In this present trouble it was a woman’s help she wanted. She had been for the first time in her life close to an hysterical attack. Without the forceful tonic of her husband’s call upon her self-command, the discipline of years would have been of no avail: she would have been entirely routed. As it was, there had been sad disorder in the ranks of the governing qualities of a being unused to yield to the lawlessness of unrestrained emotion. This nearness of defeat was more or less due to the preparative softening influences with which she came to say a silent farewell to her dead, and to the suddenness of the shock of horror and of insult.

None turned to Anne Lyndsay in vain.

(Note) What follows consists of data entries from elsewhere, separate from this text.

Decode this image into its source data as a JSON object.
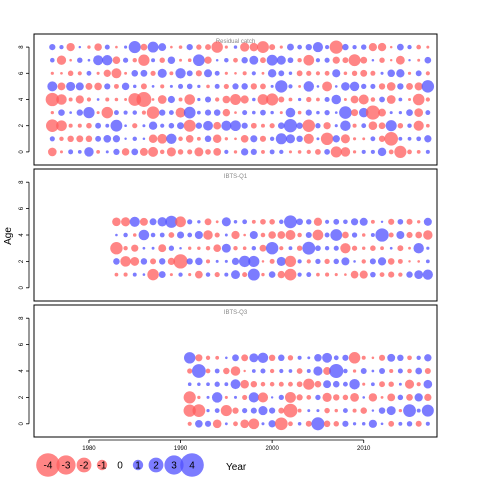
{
  "chart_data": {
    "type": "scatter",
    "subtype": "bubble residual plot",
    "ylabel": "Age",
    "xlabel": "Year",
    "x_ticks": [
      1980,
      1990,
      2000,
      2010
    ],
    "colors": {
      "positive": "#5050ff",
      "negative": "#ff5c5c"
    },
    "panels": [
      {
        "title": "Residual catch",
        "xlim": [
          1974,
          2018
        ],
        "ylim": [
          -1,
          9
        ],
        "y_ticks": [
          0,
          2,
          4,
          6,
          8
        ],
        "ages": [
          0,
          1,
          2,
          3,
          4,
          5,
          6,
          7,
          8
        ],
        "years": [
          1976,
          2017
        ],
        "seed": 7
      },
      {
        "title": "IBTS-Q1",
        "xlim": [
          1974,
          2018
        ],
        "ylim": [
          -1,
          9
        ],
        "y_ticks": [
          0,
          2,
          4,
          6,
          8
        ],
        "ages": [
          1,
          2,
          3,
          4,
          5
        ],
        "years": [
          1983,
          2017
        ],
        "seed": 19
      },
      {
        "title": "IBTS-Q3",
        "xlim": [
          1974,
          2018
        ],
        "ylim": [
          -1,
          9
        ],
        "y_ticks": [
          0,
          2,
          4,
          6,
          8
        ],
        "ages": [
          0,
          1,
          2,
          3,
          4,
          5
        ],
        "years": [
          1991,
          2017
        ],
        "seed": 31
      }
    ],
    "legend": {
      "values": [
        -4,
        -3,
        -2,
        -1,
        0,
        1,
        2,
        3,
        4
      ],
      "labels": [
        "-4",
        "-3",
        "-2",
        "-1",
        "0",
        "1",
        "2",
        "3",
        "4"
      ]
    }
  }
}
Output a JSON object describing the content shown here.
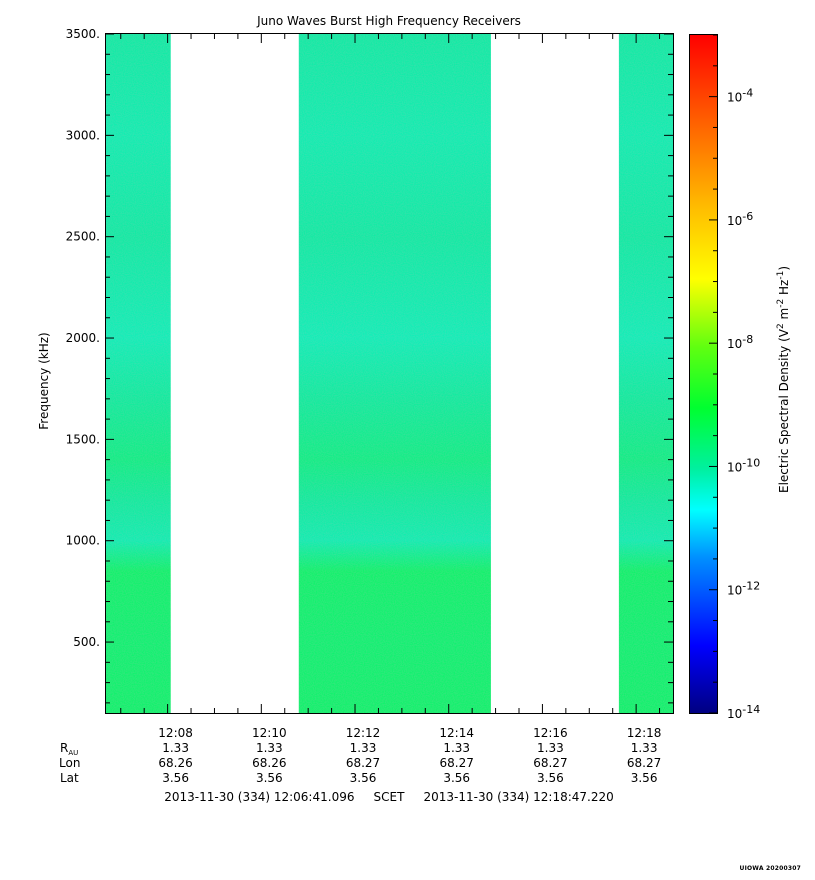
{
  "chart_data": {
    "type": "heatmap",
    "title": "Juno Waves Burst High Frequency Receivers",
    "ylabel": "Frequency (kHz)",
    "colorbar_label": "Electric Spectral Density (V² m⁻² Hz⁻¹)",
    "colorbar_label_base": "Electric Spectral Density (V",
    "colorbar_label_sup1": "2",
    "colorbar_label_mid1": " m",
    "colorbar_label_sup2": "-2",
    "colorbar_label_mid2": " Hz",
    "colorbar_label_sup3": "-1",
    "colorbar_label_end": ")",
    "y_ticks": [
      {
        "value": 500,
        "label": "500."
      },
      {
        "value": 1000,
        "label": "1000."
      },
      {
        "value": 1500,
        "label": "1500."
      },
      {
        "value": 2000,
        "label": "2000."
      },
      {
        "value": 2500,
        "label": "2500."
      },
      {
        "value": 3000,
        "label": "3000."
      },
      {
        "value": 3500,
        "label": "3500."
      }
    ],
    "ylim": [
      150,
      3500
    ],
    "x_ticks": [
      {
        "value": "12:08",
        "label": "12:08"
      },
      {
        "value": "12:10",
        "label": "12:10"
      },
      {
        "value": "12:12",
        "label": "12:12"
      },
      {
        "value": "12:14",
        "label": "12:14"
      },
      {
        "value": "12:16",
        "label": "12:16"
      },
      {
        "value": "12:18",
        "label": "12:18"
      }
    ],
    "xlim": [
      "12:06:41.096",
      "12:18:47.220"
    ],
    "colorbar_ticks": [
      {
        "exp": -4,
        "label_base": "10",
        "label_exp": "-4"
      },
      {
        "exp": -6,
        "label_base": "10",
        "label_exp": "-6"
      },
      {
        "exp": -8,
        "label_base": "10",
        "label_exp": "-8"
      },
      {
        "exp": -10,
        "label_base": "10",
        "label_exp": "-10"
      },
      {
        "exp": -12,
        "label_base": "10",
        "label_exp": "-12"
      },
      {
        "exp": -14,
        "label_base": "10",
        "label_exp": "-14"
      }
    ],
    "colorbar_range_log10": [
      -14,
      -3
    ],
    "data_segments": [
      {
        "start": "12:06:41.096",
        "end": "12:08:04"
      },
      {
        "start": "12:10:48",
        "end": "12:14:54"
      },
      {
        "start": "12:17:38",
        "end": "12:18:47.220"
      }
    ],
    "spectral_density_profile_log10": [
      {
        "freq_khz": 150,
        "value": -9.5
      },
      {
        "freq_khz": 500,
        "value": -9.55
      },
      {
        "freq_khz": 850,
        "value": -9.5
      },
      {
        "freq_khz": 1000,
        "value": -10.15
      },
      {
        "freq_khz": 1200,
        "value": -10.0
      },
      {
        "freq_khz": 1400,
        "value": -9.75
      },
      {
        "freq_khz": 1700,
        "value": -10.0
      },
      {
        "freq_khz": 2000,
        "value": -10.2
      },
      {
        "freq_khz": 2500,
        "value": -10.05
      },
      {
        "freq_khz": 3000,
        "value": -10.15
      },
      {
        "freq_khz": 3500,
        "value": -10.05
      }
    ],
    "ephemeris": {
      "labels": {
        "rau_base": "R",
        "rau_sub": "AU",
        "lon": "Lon",
        "lat": "Lat"
      },
      "rows": [
        {
          "time": "12:08",
          "rau": "1.33",
          "lon": "68.26",
          "lat": "3.56"
        },
        {
          "time": "12:10",
          "rau": "1.33",
          "lon": "68.26",
          "lat": "3.56"
        },
        {
          "time": "12:12",
          "rau": "1.33",
          "lon": "68.27",
          "lat": "3.56"
        },
        {
          "time": "12:14",
          "rau": "1.33",
          "lon": "68.27",
          "lat": "3.56"
        },
        {
          "time": "12:16",
          "rau": "1.33",
          "lon": "68.27",
          "lat": "3.56"
        },
        {
          "time": "12:18",
          "rau": "1.33",
          "lon": "68.27",
          "lat": "3.56"
        }
      ]
    },
    "time_range_text": "2013-11-30 (334) 12:06:41.096     SCET     2013-11-30 (334) 12:18:47.220",
    "corner_stamp": "UIOWA 20200307"
  }
}
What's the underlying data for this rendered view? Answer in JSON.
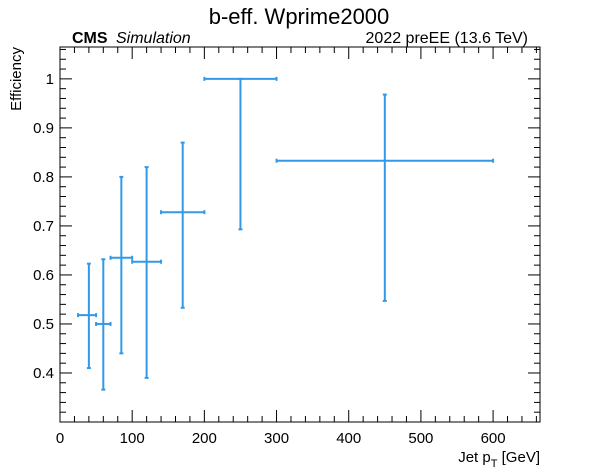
{
  "chart_data": {
    "type": "scatter",
    "title": "b-eff. Wprime2000",
    "header_left_bold": "CMS",
    "header_left_italic": "Simulation",
    "header_right": "2022 preEE (13.6 TeV)",
    "xlabel": {
      "pre": "Jet p",
      "sub": "T",
      "post": " [GeV]"
    },
    "ylabel": "Efficiency",
    "xlim": [
      0,
      665
    ],
    "ylim": [
      0.3,
      1.065
    ],
    "xticks": [
      0,
      100,
      200,
      300,
      400,
      500,
      600
    ],
    "yticks": [
      0.4,
      0.5,
      0.6,
      0.7,
      0.8,
      0.9,
      1
    ],
    "ytick_labels": [
      "0.4",
      "0.5",
      "0.6",
      "0.7",
      "0.8",
      "0.9",
      "1"
    ],
    "grid": false,
    "legend": "none",
    "series": [
      {
        "color": "#3399e6",
        "points": [
          {
            "x": 40,
            "xlo": 25,
            "xhi": 50,
            "y": 0.518,
            "ylo": 0.41,
            "yhi": 0.623
          },
          {
            "x": 60,
            "xlo": 50,
            "xhi": 70,
            "y": 0.5,
            "ylo": 0.366,
            "yhi": 0.632
          },
          {
            "x": 85,
            "xlo": 70,
            "xhi": 100,
            "y": 0.635,
            "ylo": 0.44,
            "yhi": 0.8
          },
          {
            "x": 120,
            "xlo": 100,
            "xhi": 140,
            "y": 0.627,
            "ylo": 0.39,
            "yhi": 0.82
          },
          {
            "x": 170,
            "xlo": 140,
            "xhi": 200,
            "y": 0.728,
            "ylo": 0.533,
            "yhi": 0.87
          },
          {
            "x": 250,
            "xlo": 200,
            "xhi": 300,
            "y": 1.0,
            "ylo": 0.693,
            "yhi": 1.0
          },
          {
            "x": 450,
            "xlo": 300,
            "xhi": 600,
            "y": 0.833,
            "ylo": 0.547,
            "yhi": 0.968
          }
        ]
      }
    ]
  }
}
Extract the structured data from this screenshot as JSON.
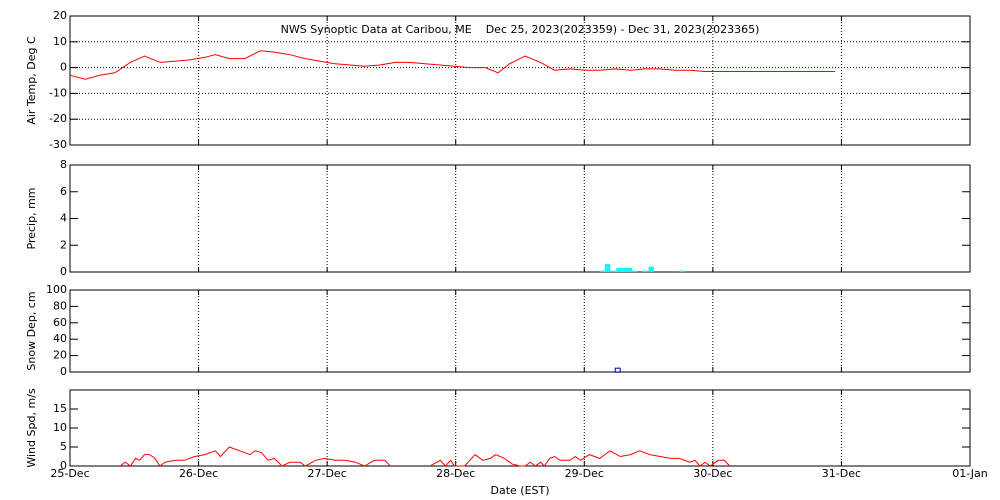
{
  "chart_data": [
    {
      "type": "line",
      "title": "NWS Synoptic Data at Caribou, ME    Dec 25, 2023(2023359) - Dec 31, 2023(2023365)",
      "ylabel": "Air Temp, Deg C",
      "color": "#ff0000",
      "grid": "both",
      "xlim": [
        0,
        7
      ],
      "xticks": [
        0,
        1,
        2,
        3,
        4,
        5,
        6,
        7
      ],
      "ylim": [
        -30,
        20
      ],
      "yticks": [
        -30,
        -20,
        -10,
        0,
        10,
        20
      ],
      "x": [
        0,
        0.12,
        0.23,
        0.35,
        0.47,
        0.58,
        0.7,
        0.82,
        0.93,
        1.05,
        1.13,
        1.24,
        1.36,
        1.48,
        1.59,
        1.71,
        1.83,
        1.94,
        2.06,
        2.18,
        2.29,
        2.41,
        2.53,
        2.64,
        2.76,
        2.88,
        2.99,
        3.11,
        3.23,
        3.33,
        3.42,
        3.54,
        3.66,
        3.77,
        3.89,
        4.01,
        4.12,
        4.24,
        4.36,
        4.47,
        4.59,
        4.71,
        4.82,
        4.94,
        5.95
      ],
      "values": [
        -3,
        -4.5,
        -3,
        -2,
        2,
        4.5,
        2,
        2.5,
        3,
        4,
        5,
        3.5,
        3.5,
        6.5,
        6,
        5,
        3.5,
        2.5,
        1.5,
        1,
        0.5,
        1,
        2,
        2,
        1.5,
        1,
        0.5,
        0,
        0,
        -2,
        1.5,
        4.5,
        2,
        -1,
        -0.5,
        -1,
        -1,
        -0.5,
        -1,
        -0.5,
        -0.5,
        -1,
        -1,
        -1.5,
        -1.5
      ]
    },
    {
      "type": "bar",
      "ylabel": "Precip, mm",
      "color": "#00ffff",
      "grid": "x",
      "xlim": [
        0,
        7
      ],
      "xticks": [
        0,
        1,
        2,
        3,
        4,
        5,
        6,
        7
      ],
      "ylim": [
        0,
        8
      ],
      "yticks": [
        0,
        2,
        4,
        6,
        8
      ],
      "x": [
        4.12,
        4.16,
        4.21,
        4.25,
        4.29,
        4.33,
        4.37,
        4.45,
        4.5,
        4.74
      ],
      "values": [
        0.1,
        0.6,
        0.1,
        0.3,
        0.3,
        0.3,
        0.1,
        0.1,
        0.4,
        0.1
      ]
    },
    {
      "type": "scatter",
      "ylabel": "Snow Dep, cm",
      "color": "#0000aa",
      "grid": "x",
      "xlim": [
        0,
        7
      ],
      "xticks": [
        0,
        1,
        2,
        3,
        4,
        5,
        6,
        7
      ],
      "ylim": [
        0,
        100
      ],
      "yticks": [
        0,
        20,
        40,
        60,
        80,
        100
      ],
      "x": [
        4.26
      ],
      "values": [
        1
      ]
    },
    {
      "type": "line",
      "ylabel": "Wind Spd, m/s",
      "xlabel": "Date (EST)",
      "color": "#ff0000",
      "grid": "x",
      "xlim": [
        0,
        7
      ],
      "xticks": [
        {
          "value": 0,
          "label": "25-Dec"
        },
        {
          "value": 1,
          "label": "26-Dec"
        },
        {
          "value": 2,
          "label": "27-Dec"
        },
        {
          "value": 3,
          "label": "28-Dec"
        },
        {
          "value": 4,
          "label": "29-Dec"
        },
        {
          "value": 5,
          "label": "30-Dec"
        },
        {
          "value": 6,
          "label": "31-Dec"
        },
        {
          "value": 7,
          "label": "01-Jan"
        }
      ],
      "ylim": [
        0,
        20
      ],
      "yticks": [
        0,
        5,
        10,
        15
      ],
      "x": [
        0.39,
        0.43,
        0.47,
        0.51,
        0.54,
        0.58,
        0.62,
        0.66,
        0.7,
        0.74,
        0.82,
        0.89,
        0.97,
        1.05,
        1.13,
        1.17,
        1.24,
        1.32,
        1.4,
        1.44,
        1.49,
        1.54,
        1.59,
        1.65,
        1.71,
        1.79,
        1.83,
        1.91,
        1.98,
        2.06,
        2.14,
        2.22,
        2.29,
        2.37,
        2.45,
        2.49,
        2.6,
        2.8,
        2.88,
        2.92,
        2.96,
        2.99,
        3.07,
        3.15,
        3.21,
        3.27,
        3.31,
        3.38,
        3.44,
        3.5,
        3.54,
        3.58,
        3.62,
        3.66,
        3.69,
        3.73,
        3.77,
        3.81,
        3.89,
        3.93,
        3.97,
        4.04,
        4.12,
        4.2,
        4.28,
        4.36,
        4.43,
        4.51,
        4.59,
        4.67,
        4.74,
        4.82,
        4.86,
        4.9,
        4.94,
        4.98,
        5.04,
        5.09,
        5.13
      ],
      "values": [
        0,
        1,
        0,
        2,
        1.5,
        3,
        3,
        2,
        0,
        1,
        1.5,
        1.5,
        2.5,
        3,
        4,
        2.5,
        5,
        4,
        3,
        4,
        3.5,
        1.5,
        2,
        0,
        1,
        1,
        0,
        1.5,
        2,
        1.5,
        1.5,
        1,
        0,
        1.5,
        1.5,
        0,
        null,
        0,
        1.5,
        0,
        1.5,
        0,
        0,
        3,
        1.5,
        2,
        3,
        2,
        0.5,
        0,
        0,
        1,
        0,
        1,
        0,
        2,
        2.5,
        1.5,
        1.5,
        2.5,
        1.5,
        3,
        2,
        4,
        2.5,
        3,
        4,
        3,
        2.5,
        2,
        2,
        1,
        1.5,
        0,
        1,
        0,
        1.5,
        1.5,
        0
      ]
    }
  ]
}
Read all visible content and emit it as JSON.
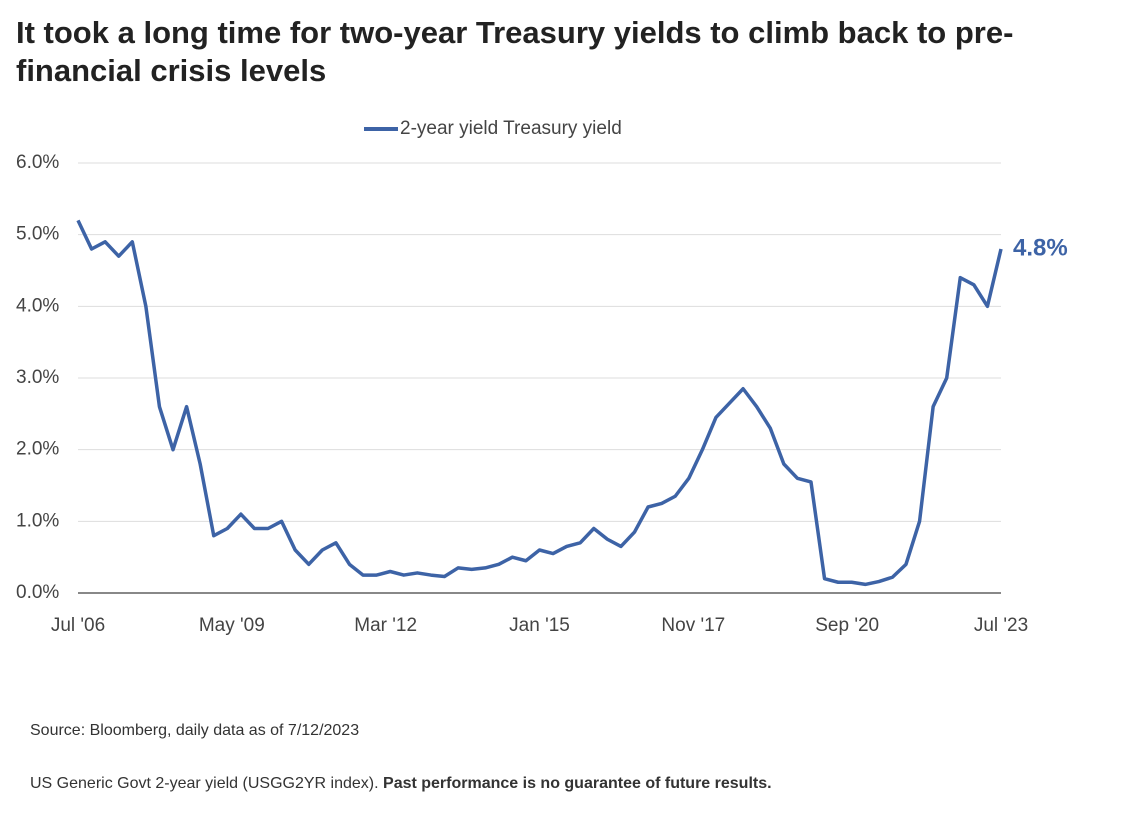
{
  "chart_data": {
    "type": "line",
    "title": "It took a long time for two-year Treasury yields to climb back to pre-financial crisis levels",
    "x": [
      "2006-07",
      "2006-10",
      "2007-01",
      "2007-04",
      "2007-07",
      "2007-10",
      "2008-01",
      "2008-04",
      "2008-07",
      "2008-10",
      "2009-01",
      "2009-04",
      "2009-07",
      "2009-10",
      "2010-01",
      "2010-04",
      "2010-07",
      "2010-10",
      "2011-01",
      "2011-04",
      "2011-07",
      "2011-10",
      "2012-01",
      "2012-04",
      "2012-07",
      "2012-10",
      "2013-01",
      "2013-04",
      "2013-07",
      "2013-10",
      "2014-01",
      "2014-04",
      "2014-07",
      "2014-10",
      "2015-01",
      "2015-04",
      "2015-07",
      "2015-10",
      "2016-01",
      "2016-04",
      "2016-07",
      "2016-10",
      "2017-01",
      "2017-04",
      "2017-07",
      "2017-10",
      "2018-01",
      "2018-04",
      "2018-07",
      "2018-10",
      "2019-01",
      "2019-04",
      "2019-07",
      "2019-10",
      "2020-01",
      "2020-04",
      "2020-07",
      "2020-10",
      "2021-01",
      "2021-04",
      "2021-07",
      "2021-10",
      "2022-01",
      "2022-04",
      "2022-07",
      "2022-10",
      "2023-01",
      "2023-04",
      "2023-07"
    ],
    "series": [
      {
        "name": "2-year yield Treasury yield",
        "color": "#3d63a6",
        "values": [
          5.2,
          4.8,
          4.9,
          4.7,
          4.9,
          4.0,
          2.6,
          2.0,
          2.6,
          1.8,
          0.8,
          0.9,
          1.1,
          0.9,
          0.9,
          1.0,
          0.6,
          0.4,
          0.6,
          0.7,
          0.4,
          0.25,
          0.25,
          0.3,
          0.25,
          0.28,
          0.25,
          0.23,
          0.35,
          0.33,
          0.35,
          0.4,
          0.5,
          0.45,
          0.6,
          0.55,
          0.65,
          0.7,
          0.9,
          0.75,
          0.65,
          0.85,
          1.2,
          1.25,
          1.35,
          1.6,
          2.0,
          2.45,
          2.65,
          2.85,
          2.6,
          2.3,
          1.8,
          1.6,
          1.55,
          0.2,
          0.15,
          0.15,
          0.12,
          0.16,
          0.22,
          0.4,
          1.0,
          2.6,
          3.0,
          4.4,
          4.3,
          4.0,
          4.8
        ],
        "value_labels": [
          null,
          null,
          null,
          null,
          null,
          null,
          null,
          null,
          null,
          null,
          null,
          null,
          null,
          null,
          null,
          null,
          null,
          null,
          null,
          null,
          null,
          null,
          null,
          null,
          null,
          null,
          null,
          null,
          null,
          null,
          null,
          null,
          null,
          null,
          null,
          null,
          null,
          null,
          null,
          null,
          null,
          null,
          null,
          null,
          null,
          null,
          null,
          null,
          null,
          null,
          null,
          null,
          null,
          null,
          null,
          null,
          null,
          null,
          null,
          null,
          null,
          null,
          null,
          null,
          null,
          null,
          null,
          null,
          "4.8%"
        ]
      }
    ],
    "xlim": [
      "2006-07",
      "2023-07"
    ],
    "xticks": [
      {
        "value": "2006-07",
        "label": "Jul '06"
      },
      {
        "value": "2009-05",
        "label": "May '09"
      },
      {
        "value": "2012-03",
        "label": "Mar '12"
      },
      {
        "value": "2015-01",
        "label": "Jan '15"
      },
      {
        "value": "2017-11",
        "label": "Nov '17"
      },
      {
        "value": "2020-09",
        "label": "Sep '20"
      },
      {
        "value": "2023-07",
        "label": "Jul '23"
      }
    ],
    "ylim": [
      0,
      6
    ],
    "yticks": [
      {
        "value": 0,
        "label": "0.0%"
      },
      {
        "value": 1,
        "label": "1.0%"
      },
      {
        "value": 2,
        "label": "2.0%"
      },
      {
        "value": 3,
        "label": "3.0%"
      },
      {
        "value": 4,
        "label": "4.0%"
      },
      {
        "value": 5,
        "label": "5.0%"
      },
      {
        "value": 6,
        "label": "6.0%"
      }
    ],
    "grid": true,
    "source": "Source: Bloomberg, daily data as of 7/12/2023",
    "note": "US Generic Govt 2-year yield (USGG2YR index).",
    "disclaimer": "Past performance is no guarantee of future results."
  }
}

As Lyndsay and his wife approached the cabin, where, as usual, Anne was lying in her hammock, she saw at once that something had gone wrong. Her long walk was exacting the sad price of all physical exertion which took her beyond the limits of the most carefully measured exercise. She was in great pain, and, for a half hour, had been resolutely struggling to ignore it by forcing herself to give deliberate attention to a difficult passage in the second part of “Faust.” She dropped her dictionary as they came up, put a marker in the page she had been reading, and rose on one elbow.

“Go and talk to Anne,” said Lyndsay. “Is Rose still out, sister?”